Setelah itu aku keluar dari mobil. Mas Adithya memegang tangan kiri ku lalu dia menatap ku dan meyakinkan bahwa semua akan baik-baik saja. Akhirnya sampai juga di makam Ayah. Aku berusaha untuk kuat namun pada akhrinya air mata pun nggak bisa terbendung lagi. Aku menangis dalam pelukan suami ku dan dia berusaha untuk menenangkan ku.

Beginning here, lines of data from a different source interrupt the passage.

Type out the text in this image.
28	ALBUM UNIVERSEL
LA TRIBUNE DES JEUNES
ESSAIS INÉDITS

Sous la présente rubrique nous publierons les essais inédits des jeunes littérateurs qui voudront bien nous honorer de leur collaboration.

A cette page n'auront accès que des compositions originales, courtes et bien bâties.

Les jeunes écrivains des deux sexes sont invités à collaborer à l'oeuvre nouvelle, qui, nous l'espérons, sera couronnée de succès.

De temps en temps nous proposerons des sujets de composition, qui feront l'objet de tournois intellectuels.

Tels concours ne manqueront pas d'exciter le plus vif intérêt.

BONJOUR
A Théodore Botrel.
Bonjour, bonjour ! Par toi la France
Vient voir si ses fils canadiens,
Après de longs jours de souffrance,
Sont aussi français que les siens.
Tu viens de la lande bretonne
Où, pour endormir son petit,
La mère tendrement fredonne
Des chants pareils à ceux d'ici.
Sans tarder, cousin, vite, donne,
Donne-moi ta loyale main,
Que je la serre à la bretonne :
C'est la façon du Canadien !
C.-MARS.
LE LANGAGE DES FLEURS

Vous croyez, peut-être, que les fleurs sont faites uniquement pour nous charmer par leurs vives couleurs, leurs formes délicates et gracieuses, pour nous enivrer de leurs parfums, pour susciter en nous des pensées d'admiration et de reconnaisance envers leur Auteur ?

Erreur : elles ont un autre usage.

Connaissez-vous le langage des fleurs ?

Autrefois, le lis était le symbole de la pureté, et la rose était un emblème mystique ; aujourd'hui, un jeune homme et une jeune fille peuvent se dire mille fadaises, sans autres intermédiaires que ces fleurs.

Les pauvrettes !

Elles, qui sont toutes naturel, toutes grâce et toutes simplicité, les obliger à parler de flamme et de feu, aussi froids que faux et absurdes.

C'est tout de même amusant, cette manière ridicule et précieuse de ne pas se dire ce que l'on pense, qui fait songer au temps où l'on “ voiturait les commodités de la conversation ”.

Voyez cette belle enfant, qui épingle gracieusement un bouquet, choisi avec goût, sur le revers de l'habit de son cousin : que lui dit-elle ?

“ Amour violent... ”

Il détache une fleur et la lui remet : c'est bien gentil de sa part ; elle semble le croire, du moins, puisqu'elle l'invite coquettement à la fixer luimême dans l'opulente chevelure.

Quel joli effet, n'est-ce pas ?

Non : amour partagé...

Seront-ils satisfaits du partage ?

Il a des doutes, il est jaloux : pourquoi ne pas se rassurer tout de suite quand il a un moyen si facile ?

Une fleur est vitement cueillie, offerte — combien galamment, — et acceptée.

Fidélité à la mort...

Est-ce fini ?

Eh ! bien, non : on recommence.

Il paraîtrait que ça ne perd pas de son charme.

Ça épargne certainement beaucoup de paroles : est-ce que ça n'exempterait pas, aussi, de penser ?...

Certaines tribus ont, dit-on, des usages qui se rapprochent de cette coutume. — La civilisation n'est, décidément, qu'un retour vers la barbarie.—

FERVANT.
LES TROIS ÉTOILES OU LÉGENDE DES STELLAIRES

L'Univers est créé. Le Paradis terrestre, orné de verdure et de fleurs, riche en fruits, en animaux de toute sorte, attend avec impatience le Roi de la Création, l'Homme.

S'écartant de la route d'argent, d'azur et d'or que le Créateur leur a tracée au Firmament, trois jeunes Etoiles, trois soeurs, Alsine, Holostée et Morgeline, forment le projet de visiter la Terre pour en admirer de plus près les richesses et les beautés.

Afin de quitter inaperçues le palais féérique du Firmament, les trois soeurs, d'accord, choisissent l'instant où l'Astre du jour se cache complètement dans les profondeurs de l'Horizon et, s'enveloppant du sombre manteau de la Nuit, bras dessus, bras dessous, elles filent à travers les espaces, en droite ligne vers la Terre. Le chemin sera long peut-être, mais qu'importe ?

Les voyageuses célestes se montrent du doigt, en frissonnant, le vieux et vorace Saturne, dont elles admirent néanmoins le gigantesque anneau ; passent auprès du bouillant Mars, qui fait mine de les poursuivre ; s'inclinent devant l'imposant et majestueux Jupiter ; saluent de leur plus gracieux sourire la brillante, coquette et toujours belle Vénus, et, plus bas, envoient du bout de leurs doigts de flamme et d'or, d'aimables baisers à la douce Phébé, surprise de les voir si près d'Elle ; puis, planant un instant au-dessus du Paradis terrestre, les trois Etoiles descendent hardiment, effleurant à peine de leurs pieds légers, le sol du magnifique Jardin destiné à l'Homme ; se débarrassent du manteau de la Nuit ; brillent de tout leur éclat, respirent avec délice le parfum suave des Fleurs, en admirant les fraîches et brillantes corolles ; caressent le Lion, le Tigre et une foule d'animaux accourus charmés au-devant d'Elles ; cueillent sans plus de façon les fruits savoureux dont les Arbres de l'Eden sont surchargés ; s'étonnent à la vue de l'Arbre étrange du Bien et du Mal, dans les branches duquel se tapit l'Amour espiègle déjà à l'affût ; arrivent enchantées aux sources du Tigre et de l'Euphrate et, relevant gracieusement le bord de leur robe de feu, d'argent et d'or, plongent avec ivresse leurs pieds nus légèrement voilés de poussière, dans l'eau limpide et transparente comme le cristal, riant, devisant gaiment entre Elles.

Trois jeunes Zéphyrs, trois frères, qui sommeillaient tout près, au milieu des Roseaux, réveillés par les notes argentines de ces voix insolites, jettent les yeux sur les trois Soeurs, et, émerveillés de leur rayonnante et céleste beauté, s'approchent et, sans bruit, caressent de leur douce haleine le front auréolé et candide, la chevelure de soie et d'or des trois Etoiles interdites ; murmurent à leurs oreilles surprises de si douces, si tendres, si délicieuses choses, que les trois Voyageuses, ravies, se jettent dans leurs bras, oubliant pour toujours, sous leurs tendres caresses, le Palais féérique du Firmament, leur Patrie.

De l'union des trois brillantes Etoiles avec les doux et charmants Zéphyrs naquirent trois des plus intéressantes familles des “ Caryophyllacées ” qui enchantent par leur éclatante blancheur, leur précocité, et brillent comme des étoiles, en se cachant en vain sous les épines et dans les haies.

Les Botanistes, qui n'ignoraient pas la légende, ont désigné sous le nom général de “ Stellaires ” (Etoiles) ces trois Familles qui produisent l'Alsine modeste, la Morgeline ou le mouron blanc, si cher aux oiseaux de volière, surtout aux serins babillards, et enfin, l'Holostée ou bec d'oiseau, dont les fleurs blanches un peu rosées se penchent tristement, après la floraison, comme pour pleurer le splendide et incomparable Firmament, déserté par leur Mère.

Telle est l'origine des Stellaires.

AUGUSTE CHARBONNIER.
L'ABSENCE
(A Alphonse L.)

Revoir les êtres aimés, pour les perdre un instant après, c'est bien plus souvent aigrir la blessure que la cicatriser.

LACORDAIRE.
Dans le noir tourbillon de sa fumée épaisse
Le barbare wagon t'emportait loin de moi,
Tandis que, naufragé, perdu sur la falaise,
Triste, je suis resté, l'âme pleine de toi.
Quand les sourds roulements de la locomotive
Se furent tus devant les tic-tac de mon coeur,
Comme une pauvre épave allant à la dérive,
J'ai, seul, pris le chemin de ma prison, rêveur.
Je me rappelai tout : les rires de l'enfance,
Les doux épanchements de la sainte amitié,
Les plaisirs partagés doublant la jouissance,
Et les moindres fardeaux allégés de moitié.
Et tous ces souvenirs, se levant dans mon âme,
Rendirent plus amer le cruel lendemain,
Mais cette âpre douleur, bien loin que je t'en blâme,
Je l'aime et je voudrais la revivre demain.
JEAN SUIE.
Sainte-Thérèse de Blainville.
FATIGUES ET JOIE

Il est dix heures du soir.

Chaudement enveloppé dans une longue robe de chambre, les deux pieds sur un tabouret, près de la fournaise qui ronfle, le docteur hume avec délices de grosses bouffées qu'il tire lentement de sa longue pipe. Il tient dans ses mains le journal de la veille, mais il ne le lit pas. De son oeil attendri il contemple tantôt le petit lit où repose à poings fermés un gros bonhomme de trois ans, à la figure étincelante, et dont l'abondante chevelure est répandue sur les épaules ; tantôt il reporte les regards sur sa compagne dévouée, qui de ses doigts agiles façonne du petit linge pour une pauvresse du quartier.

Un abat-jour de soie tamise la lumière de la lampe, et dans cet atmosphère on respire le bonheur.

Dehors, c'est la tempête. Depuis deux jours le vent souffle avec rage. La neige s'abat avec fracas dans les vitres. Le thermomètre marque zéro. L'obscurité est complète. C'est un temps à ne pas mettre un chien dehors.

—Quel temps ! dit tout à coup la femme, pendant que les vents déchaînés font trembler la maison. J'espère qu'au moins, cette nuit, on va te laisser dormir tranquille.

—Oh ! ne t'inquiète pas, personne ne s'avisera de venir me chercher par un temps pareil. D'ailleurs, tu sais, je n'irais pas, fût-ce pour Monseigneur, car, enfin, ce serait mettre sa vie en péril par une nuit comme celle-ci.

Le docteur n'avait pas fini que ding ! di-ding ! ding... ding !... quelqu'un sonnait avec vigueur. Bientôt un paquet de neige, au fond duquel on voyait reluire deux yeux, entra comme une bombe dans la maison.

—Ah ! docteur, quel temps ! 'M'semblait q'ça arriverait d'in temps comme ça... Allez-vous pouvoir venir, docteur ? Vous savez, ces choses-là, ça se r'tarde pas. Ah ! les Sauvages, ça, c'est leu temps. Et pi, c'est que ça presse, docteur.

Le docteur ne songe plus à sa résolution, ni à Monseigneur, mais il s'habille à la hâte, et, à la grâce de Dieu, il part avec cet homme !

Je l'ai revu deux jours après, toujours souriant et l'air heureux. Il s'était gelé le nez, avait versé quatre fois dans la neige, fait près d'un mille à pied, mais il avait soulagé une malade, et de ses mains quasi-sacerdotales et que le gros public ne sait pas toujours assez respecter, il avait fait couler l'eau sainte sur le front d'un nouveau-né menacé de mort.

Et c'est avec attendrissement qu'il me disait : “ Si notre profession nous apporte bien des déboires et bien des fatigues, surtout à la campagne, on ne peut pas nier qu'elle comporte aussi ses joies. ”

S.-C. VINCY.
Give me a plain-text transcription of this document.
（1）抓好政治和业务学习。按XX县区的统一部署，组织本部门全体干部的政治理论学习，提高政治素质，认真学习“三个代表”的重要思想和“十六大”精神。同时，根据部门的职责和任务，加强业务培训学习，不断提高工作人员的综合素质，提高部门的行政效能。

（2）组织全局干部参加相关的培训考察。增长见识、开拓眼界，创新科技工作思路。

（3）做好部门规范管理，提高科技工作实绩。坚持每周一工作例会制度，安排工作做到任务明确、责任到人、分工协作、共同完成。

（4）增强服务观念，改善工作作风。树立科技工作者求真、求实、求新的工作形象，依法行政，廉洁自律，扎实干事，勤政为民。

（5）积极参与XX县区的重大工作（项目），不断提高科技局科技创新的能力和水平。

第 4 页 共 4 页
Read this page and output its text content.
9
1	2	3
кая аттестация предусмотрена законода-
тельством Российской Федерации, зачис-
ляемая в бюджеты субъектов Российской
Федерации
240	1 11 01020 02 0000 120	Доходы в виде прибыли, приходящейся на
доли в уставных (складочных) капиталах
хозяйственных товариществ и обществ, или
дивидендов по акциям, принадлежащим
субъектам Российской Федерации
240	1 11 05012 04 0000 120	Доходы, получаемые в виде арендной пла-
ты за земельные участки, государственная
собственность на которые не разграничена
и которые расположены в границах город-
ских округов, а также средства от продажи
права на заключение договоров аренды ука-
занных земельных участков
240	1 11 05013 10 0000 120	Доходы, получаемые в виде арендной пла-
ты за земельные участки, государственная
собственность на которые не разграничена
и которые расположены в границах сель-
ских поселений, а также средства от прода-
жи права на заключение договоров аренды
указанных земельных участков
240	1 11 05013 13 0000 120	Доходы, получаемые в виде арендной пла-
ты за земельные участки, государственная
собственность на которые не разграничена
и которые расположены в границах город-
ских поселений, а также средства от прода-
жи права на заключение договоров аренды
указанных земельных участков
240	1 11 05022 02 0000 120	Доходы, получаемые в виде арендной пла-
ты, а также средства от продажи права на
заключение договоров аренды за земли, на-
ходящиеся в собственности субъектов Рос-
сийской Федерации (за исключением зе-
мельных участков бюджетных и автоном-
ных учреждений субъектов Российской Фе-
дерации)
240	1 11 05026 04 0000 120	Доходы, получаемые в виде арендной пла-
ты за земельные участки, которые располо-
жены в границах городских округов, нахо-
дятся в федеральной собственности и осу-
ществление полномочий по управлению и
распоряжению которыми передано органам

Mas Adithya mengusap punggung ku dan menghapus air mataku. " Kita berdoa dulu ya. " kata nya

Suamiku yang memimpin doa dan aku hanya bisa mengamini. Aku memeluk batu nisan Ayah dan rasanya sesak sekali. Lalu memperkenalkan mas Adithya sebagai suami aku dan juga meminta maaf karena seharusnya aku mengunjungi Ayah terlebih dahulu sebelum menikah.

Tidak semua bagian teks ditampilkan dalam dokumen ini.